The next skills were stepping and weaving. Stepping wasn't too bad. I did roll a couple of times but managed to steady myself. Backwards was the worst. I did it for a little bit, pretended to be a dinosaur (see last post) and then lost my concentration and kept rolling. I'm hoping I showed enough skill on that to be crossed off, although I know I didn't get signed off on that block as there was also weaving!
I know this isn't on roller skating but I couldn't resist a picture of one of the original Z-Boys.
My first attempt at weaving was too slow. My second attempt, I scuffed a cone and I was too slow. My third attempt, I think I was going fast enough but I fell over. I knew that was going to happen. I always feel like I'm going to fall over when it comes to weaving.
 
Next was 15-second one foot balance and lateral hops. Needless to say, I didn't get the one foot balances and I'm pretty sure I didn't get lateral hops, although one of the ladies said that she saw me do at least one, so that surprised me a little!

Then there was focus, pace line and pack work. Focus was a little hard. Not looking where you're going while keeping your usual skating stride is very tricky! I
think I managed left and right but I'm sure I didn't manage behind as I was meant to make eye contact with the person assessing us. Although, I blame my lazy eye for that! Hehe. Pace line seemed pretty good. Lots of fun and butt slapping! Pack work did seem okay. A couple people fell which didn't take down the whole pack, so that was good, but our group kept spreading rather than getting in tight. Afterwards, we were told that our communication was some of the best our coach has ever seen but that the pack itself wasn't as good. So I'm not really sure whether we passed that or not.
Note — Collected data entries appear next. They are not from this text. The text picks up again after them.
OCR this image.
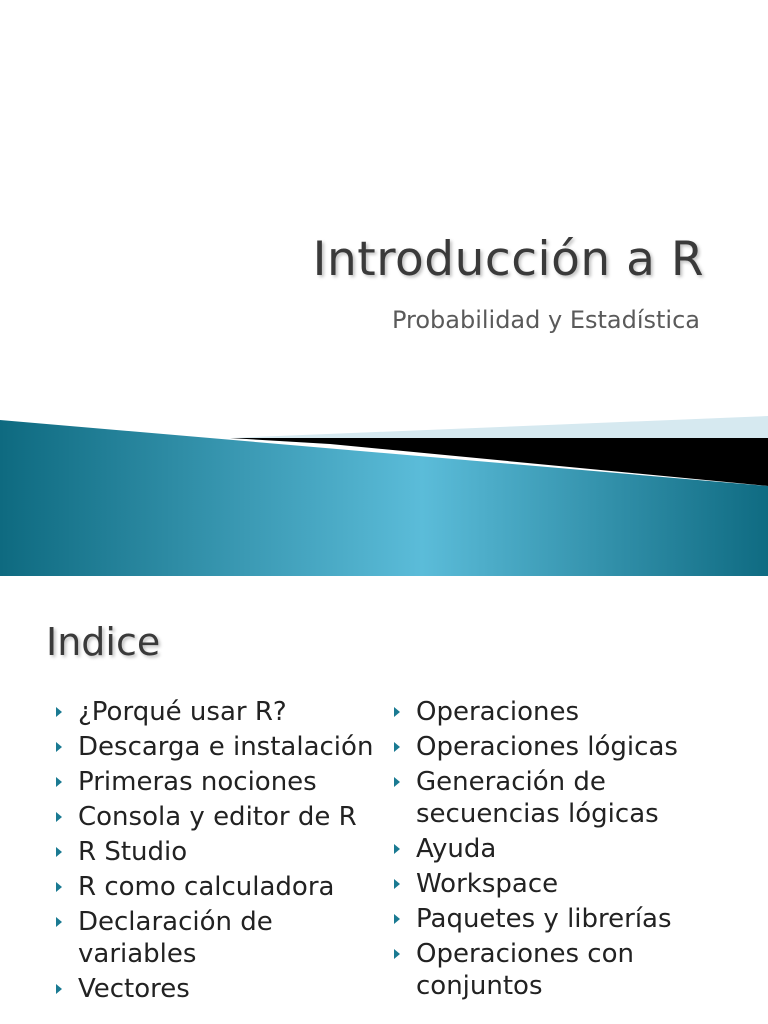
Introducción a R
Probabilidad y Estadística
Indice
¿Porqué usar R?
Descarga e instalación
Primeras nociones
Consola y editor de R
R Studio
R como calculadora
Declaración de variables
Vectores
Operaciones
Operaciones lógicas
Generación de secuencias lógicas
Ayuda
Workspace
Paquetes y librerías
Operaciones con conjuntos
Finally, last but not least, 20 in 5 and crossovers. Ergh.

We were asked to vote whether we wanted 20 in 5 first or last. The majority ruled last so that's where it was put. I didn't vote as I didn't mind, but I now believe I should've vote for it first. It was a killer. I didn't really care what I got but I wanted to get at least the 15 laps I'd previously got. I set off but I was knackered so, by 3 minutes in, my legs were burning like hell! Also, I was skating with my friends, which was nice, but when they fell over, I was then concerned for them and ended up cheering them on to get up rather than focusing on my skating! Furthermore, I didn't even attempt crossovers as I just didn't feel confident enough, which, actually, may have lessened the burning in my legs and may have upped my laps. In the end I did 13 3/4 laps. I was pissed off.
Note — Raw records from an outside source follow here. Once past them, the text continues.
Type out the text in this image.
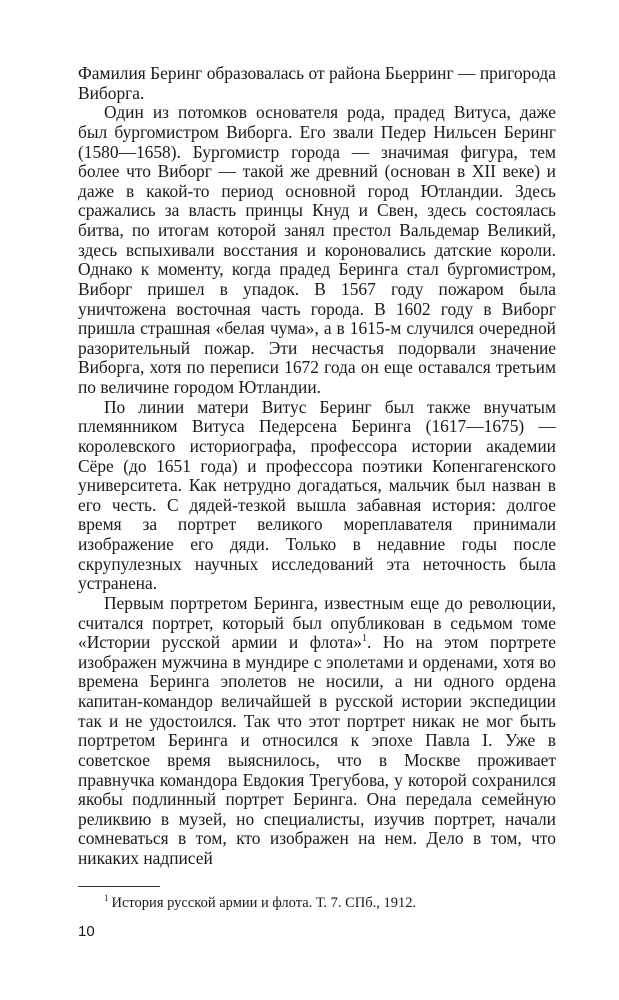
Фамилия Беринг образовалась от района Бьерринг — пригорода Виборга.

Один из потомков основателя рода, прадед Витуса, даже был бургомистром Виборга. Его звали Педер Нильсен Беринг (1580—1658). Бургомистр города — значимая фигура, тем более что Виборг — такой же древний (основан в XII веке) и даже в какой-то период основной город Ютландии. Здесь сражались за власть принцы Кнуд и Свен, здесь состоялась битва, по итогам которой занял престол Вальдемар Великий, здесь вспыхивали восстания и короновались датские короли. Однако к моменту, когда прадед Беринга стал бургомистром, Виборг пришел в упадок. В 1567 году пожаром была уничтожена восточная часть города. В 1602 году в Виборг пришла страшная «белая чума», а в 1615-м случился очередной разорительный пожар. Эти несчастья подорвали значение Виборга, хотя по переписи 1672 года он еще оставался третьим по величине городом Ютландии.

По линии матери Витус Беринг был также внучатым племянником Витуса Педерсена Беринга (1617—1675) — королевского историографа, профессора истории академии Сёре (до 1651 года) и профессора поэтики Копенгагенского университета. Как нетрудно догадаться, мальчик был назван в его честь. С дядей-тезкой вышла забавная история: долгое время за портрет великого мореплавателя принимали изображение его дяди. Только в недавние годы после скрупулезных научных исследований эта неточность была устранена.

Первым портретом Беринга, известным еще до революции, считался портрет, который был опубликован в седьмом томе «Истории русской армии и флота»$^1$. Но на этом портрете изображен мужчина в мундире с эполетами и орденами, хотя во времена Беринга эполетов не носили, а ни одного ордена капитан-командор величайшей в русской истории экспедиции так и не удостоился. Так что этот портрет никак не мог быть портретом Беринга и относился к эпохе Павла I. Уже в советское время выяснилось, что в Москве проживает правнучка командора Евдокия Трегубова, у которой сохранился якобы подлинный портрет Беринга. Она передала семейную реликвию в музей, но специалисты, изучив портрет, начали сомневаться в том, кто изображен на нем. Дело в том, что никаких надписей

$^1$ История русской армии и флота. Т. 7. СПб., 1912.
10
I ended up completely spread eagle on the floor trying to catch my breath, not really wanting to talk to anyone. We had a few minutes to stretch, which I hardly did, and I then skated off in a sulk, not even stopping to see what I had passed.

The thing that overshadowed it, though, was my two friends getting signed off on the level completely! One had been so nervous about that I secretly bought her a chocolate bar to give to her if she passed (which we all totally knew she would and she did!) So I was super pleased for them that it made me feel silly. I'll be able to give it a go again after the next six weeks and then I'll be out skating with them for the next levels!

I haven't been told what I've passed yet, but when I find out, I'll let you know!